Investigate using parquet bloom filter to reduce size on disk
rom1504 opened this issue · 10 comments
https://github.com/apache/parquet-format/blob/master/BloomFilter.md
Could it help to do deduplication?
Current strategy requires storing about 2TB per 100k wat. Could it be made better using this ?
Parquet one unclear
https://spark.apache.org/docs/3.2.0/api/java/org/apache/spark/util/sketch/BloomFilter.html spark one maybe
Algo could be:
- Compute part 1
- count item in part 1
- compute bloom filter of part 1
- compute part 2 while discarding item in bloom filter
- Count item in part 1 and 2
- build bloom filter of part 2, merge in bloom filter of part 1
- same as part 2 for part 3
- merge all parts
This decreases the space required for merging to only the uniques
Merging may also be an optional step in that scenario since collection would already be unique thanks to bloom filter.

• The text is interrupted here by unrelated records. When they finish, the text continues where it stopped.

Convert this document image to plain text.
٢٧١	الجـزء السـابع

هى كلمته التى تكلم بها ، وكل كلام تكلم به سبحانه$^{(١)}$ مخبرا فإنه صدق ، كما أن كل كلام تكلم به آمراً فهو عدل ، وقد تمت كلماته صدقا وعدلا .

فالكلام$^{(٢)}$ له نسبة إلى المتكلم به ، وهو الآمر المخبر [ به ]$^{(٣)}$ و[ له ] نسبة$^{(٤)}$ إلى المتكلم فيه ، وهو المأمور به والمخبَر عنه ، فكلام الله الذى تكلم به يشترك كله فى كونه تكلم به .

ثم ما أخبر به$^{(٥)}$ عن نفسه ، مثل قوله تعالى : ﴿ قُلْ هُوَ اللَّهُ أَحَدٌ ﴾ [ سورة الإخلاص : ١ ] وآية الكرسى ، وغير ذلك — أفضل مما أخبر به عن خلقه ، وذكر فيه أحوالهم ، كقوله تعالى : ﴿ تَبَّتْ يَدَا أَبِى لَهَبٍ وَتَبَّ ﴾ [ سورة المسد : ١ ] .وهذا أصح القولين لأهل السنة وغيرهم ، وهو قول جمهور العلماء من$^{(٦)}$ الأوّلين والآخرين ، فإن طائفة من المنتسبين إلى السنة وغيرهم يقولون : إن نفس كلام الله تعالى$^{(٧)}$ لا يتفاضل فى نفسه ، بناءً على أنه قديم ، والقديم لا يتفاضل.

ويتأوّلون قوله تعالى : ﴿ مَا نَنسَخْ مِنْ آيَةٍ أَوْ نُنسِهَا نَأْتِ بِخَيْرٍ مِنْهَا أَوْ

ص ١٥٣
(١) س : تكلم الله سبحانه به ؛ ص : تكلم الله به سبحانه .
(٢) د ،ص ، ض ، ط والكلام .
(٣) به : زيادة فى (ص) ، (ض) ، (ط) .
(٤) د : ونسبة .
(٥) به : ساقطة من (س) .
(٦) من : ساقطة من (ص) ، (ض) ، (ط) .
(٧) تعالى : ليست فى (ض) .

Random shuffling can be reserved to another job, potentially running with a different cluster
A 100B bloom filter with fp rate 3% is 90GB
This option is possible assuming enough ram
10% cc succeeded with current code and 10TB of total nvme. end result is 3TB of parquet (maybe 5TB uncompressed)
That seems to say that most likely with 100TB of total nvme, whole cc would succeed, so eg 100 instances
let's try and figure out if bloom filter or different merging strategies could help reduce this
actually the best path here is simply to get more local space. aws has 8TB local drive instances.
still is bloom filter available in python ?
answer is no